The extra yield earned by double-B CLOs versus double-B corporate bonds does not appear to reflect added default risk as the comparison holds debt ratings constant; indeed, during the 2008 financial crisis episode, CLO bonds had significantly lower default rates than similarly rated corporate bonds. CLO transactions are designed so that the bond classes can withstand elevated default rates on the underlying loan portfolios without taking principal losses; the double-B CLO bonds benefit from multiple structural protections, including overcollateralisation and excess spread that absorb losses before they can be passed to the double-B bonds.

A price-yield analysis of a double-B tranche from a sample 2021 vintage CLO transaction indicates that the double-B bond yield remains in double-digits under a scenario in which 28% of the underlying loan assets default over the next five years with a 60% recovery rate – a default intensity over 1.6 times the five-year cumulative default rate experienced following the global financial crisis. Indeed, the double-B tranche yield remains positive, even if the assumed five year cumulative loan default rate rises to 35%, more than 2x the level seen during 2007-2013. CLO double-B bond yields remain positive in this high default rate scenario, despite the fact that much of the bond principal would be projected to be written down in such an event, as the high projected coupon payments over the lifetime of the bond would compensate for the principal loss.
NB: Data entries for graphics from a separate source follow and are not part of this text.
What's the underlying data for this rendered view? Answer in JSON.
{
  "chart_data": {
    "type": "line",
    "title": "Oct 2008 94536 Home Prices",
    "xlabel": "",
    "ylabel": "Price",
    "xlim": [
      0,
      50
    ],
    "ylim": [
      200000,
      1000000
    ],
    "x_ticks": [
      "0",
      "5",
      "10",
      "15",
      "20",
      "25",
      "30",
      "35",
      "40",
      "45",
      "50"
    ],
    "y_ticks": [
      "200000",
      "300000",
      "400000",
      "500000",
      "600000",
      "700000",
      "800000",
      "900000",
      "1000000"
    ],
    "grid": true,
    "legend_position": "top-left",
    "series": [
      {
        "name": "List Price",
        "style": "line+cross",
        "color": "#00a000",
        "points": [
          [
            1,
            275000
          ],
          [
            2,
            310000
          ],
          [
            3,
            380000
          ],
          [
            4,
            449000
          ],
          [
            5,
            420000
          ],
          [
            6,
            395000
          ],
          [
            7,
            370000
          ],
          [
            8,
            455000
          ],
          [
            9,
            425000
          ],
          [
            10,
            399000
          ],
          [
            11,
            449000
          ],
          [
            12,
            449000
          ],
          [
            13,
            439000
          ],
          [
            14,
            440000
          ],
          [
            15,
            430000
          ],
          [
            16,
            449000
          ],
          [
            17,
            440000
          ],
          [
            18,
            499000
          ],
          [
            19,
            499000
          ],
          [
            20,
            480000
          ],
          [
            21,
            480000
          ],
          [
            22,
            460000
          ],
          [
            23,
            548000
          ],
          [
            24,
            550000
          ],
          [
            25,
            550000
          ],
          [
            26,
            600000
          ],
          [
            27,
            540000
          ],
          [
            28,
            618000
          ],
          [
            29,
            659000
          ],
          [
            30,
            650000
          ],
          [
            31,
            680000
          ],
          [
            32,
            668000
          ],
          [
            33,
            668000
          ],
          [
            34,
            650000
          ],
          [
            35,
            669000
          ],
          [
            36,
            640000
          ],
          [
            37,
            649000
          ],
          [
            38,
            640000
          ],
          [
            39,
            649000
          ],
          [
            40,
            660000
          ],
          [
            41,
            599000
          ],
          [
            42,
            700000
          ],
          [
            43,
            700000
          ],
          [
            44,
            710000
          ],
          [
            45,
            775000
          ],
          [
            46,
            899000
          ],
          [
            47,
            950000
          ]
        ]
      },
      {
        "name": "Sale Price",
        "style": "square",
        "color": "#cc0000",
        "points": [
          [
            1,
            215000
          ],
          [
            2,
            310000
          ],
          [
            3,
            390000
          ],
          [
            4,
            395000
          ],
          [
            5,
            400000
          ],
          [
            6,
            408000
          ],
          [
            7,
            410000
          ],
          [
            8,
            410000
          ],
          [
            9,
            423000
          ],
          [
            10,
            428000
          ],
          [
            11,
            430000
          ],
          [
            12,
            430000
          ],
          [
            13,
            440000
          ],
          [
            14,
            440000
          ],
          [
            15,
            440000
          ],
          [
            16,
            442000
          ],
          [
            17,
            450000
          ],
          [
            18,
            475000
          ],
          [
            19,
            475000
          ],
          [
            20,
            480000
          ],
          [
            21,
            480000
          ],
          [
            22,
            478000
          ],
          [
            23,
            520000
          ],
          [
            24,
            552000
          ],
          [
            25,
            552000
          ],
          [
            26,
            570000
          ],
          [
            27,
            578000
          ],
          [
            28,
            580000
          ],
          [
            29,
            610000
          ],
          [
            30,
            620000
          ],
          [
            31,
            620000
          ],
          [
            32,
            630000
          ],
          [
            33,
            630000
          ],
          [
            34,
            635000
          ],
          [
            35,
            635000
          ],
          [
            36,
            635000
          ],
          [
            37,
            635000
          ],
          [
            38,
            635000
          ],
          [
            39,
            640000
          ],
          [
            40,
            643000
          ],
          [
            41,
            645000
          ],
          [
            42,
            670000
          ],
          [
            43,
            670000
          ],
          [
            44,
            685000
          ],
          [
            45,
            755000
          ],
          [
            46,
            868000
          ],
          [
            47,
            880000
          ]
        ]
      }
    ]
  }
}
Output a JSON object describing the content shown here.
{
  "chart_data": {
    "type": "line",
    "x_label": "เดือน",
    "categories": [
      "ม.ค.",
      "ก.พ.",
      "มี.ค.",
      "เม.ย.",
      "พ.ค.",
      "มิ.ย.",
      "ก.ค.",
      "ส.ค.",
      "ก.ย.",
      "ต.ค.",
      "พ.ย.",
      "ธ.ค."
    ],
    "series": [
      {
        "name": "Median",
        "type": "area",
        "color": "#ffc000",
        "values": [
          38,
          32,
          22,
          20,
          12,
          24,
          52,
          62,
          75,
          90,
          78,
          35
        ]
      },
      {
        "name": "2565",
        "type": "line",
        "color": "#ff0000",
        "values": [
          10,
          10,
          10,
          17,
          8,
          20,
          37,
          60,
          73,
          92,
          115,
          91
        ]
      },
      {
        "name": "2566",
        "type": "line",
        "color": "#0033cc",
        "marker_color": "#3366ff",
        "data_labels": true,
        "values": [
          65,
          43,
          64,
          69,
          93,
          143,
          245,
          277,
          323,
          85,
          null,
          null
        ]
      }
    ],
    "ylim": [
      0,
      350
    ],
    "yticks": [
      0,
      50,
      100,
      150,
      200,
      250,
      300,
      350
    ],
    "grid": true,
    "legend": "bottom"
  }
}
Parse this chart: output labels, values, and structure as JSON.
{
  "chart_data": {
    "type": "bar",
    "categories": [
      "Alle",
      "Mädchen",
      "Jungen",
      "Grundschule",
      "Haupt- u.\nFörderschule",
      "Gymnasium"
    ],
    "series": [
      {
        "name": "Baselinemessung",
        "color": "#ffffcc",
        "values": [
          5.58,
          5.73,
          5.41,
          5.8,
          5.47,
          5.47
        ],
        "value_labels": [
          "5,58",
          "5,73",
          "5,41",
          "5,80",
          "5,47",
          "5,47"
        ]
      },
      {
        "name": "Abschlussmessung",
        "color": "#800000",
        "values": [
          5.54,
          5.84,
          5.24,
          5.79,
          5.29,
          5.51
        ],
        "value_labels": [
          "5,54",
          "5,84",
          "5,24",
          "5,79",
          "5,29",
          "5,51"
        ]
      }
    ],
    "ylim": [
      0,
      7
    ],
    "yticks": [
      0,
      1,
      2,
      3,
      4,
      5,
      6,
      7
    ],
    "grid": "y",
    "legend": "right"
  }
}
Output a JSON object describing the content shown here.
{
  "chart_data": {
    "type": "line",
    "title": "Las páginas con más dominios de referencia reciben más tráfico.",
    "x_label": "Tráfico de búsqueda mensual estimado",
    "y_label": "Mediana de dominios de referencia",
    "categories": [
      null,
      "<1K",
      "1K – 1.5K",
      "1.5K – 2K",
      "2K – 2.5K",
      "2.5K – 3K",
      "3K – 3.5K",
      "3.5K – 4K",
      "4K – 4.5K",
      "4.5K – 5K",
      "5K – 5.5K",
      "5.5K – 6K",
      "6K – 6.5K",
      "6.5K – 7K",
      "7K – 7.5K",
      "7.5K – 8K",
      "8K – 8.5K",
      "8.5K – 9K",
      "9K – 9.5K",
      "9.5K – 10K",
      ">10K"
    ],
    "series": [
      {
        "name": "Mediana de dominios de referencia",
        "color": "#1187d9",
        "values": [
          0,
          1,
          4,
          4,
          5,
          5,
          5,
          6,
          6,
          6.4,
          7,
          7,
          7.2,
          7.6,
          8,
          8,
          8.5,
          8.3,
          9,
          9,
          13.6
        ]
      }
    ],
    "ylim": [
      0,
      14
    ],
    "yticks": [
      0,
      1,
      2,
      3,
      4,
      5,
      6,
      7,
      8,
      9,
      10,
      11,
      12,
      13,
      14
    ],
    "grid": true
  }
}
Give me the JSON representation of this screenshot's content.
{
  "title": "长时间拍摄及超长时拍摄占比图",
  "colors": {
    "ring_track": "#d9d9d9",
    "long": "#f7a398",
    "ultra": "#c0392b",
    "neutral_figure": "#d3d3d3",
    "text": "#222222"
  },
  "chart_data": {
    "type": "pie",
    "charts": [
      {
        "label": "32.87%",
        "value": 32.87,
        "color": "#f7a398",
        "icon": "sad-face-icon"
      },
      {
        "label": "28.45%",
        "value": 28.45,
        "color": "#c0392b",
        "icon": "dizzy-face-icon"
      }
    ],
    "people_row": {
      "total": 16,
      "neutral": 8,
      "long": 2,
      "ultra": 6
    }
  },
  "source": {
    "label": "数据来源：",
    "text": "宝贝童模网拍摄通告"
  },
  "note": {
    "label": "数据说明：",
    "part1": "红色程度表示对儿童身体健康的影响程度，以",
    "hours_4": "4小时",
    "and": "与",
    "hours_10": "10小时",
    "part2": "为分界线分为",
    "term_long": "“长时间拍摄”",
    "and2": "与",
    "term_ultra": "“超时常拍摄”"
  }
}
CLO debt offers upside potential in a market recovery scenario

Per above, double-B CLOs can offer around 14% yields under a moderate recession baseline scenario. The bonds can maintain these double-digit yields in a loss scenario comparable to that experienced during the global financial crisis and can continue to earn positive yields in scenarios significantly more extreme than in 2008. Thus, the long-run downside risk for the majority of bonds in the double-B CLO sector, while not zero, appears bounded.

At the same time, the bonds provide meaningful potential return upside in a scenario in which double-B CLO spreads partially normalise relative to their current wide levels. Double-B CLO spreads are currently trading 250bp above the level that would be predicted, given their historical relationship to high yield corporate bond spreads. If 60% of this pricing anomaly were to be slowly corrected over a two-year period, the double-B CLO horizon yields would be expected to reach around 18%, with 14% of the yield coming from coupon income and 4% from price appreciation.

Summary

Mezzanine CLO yields are currently elevated relative to the yields available on comparably rated corporate bonds. While CLO bonds may experience short-term mark-to-market price volatility, over a longer-term horizon, yields would be expected to remain in double-digits across a wide range of loss scenarios – including scenarios featuring default rates more extreme than those that were realised during the challenging 2007-2013 period.

At the same time, mezzanine CLO bonds offer realistic chances of return upside if bond spreads partially revert back to more historically typical levels. Given this favourable risk/return profile for mezzanine CLO debt, Pretium believes the sector should be on the radar screens of most asset allocators with long investment horizons.

Based on Pretium’s research, data and estimates from publicly available sources. Statements throughout these materials, including those regarding the market, represent the opinions and beliefs of Pretium. There can be no assurance that these will materialise.

This article was published in Structured Credit Investor on 28 June 2023.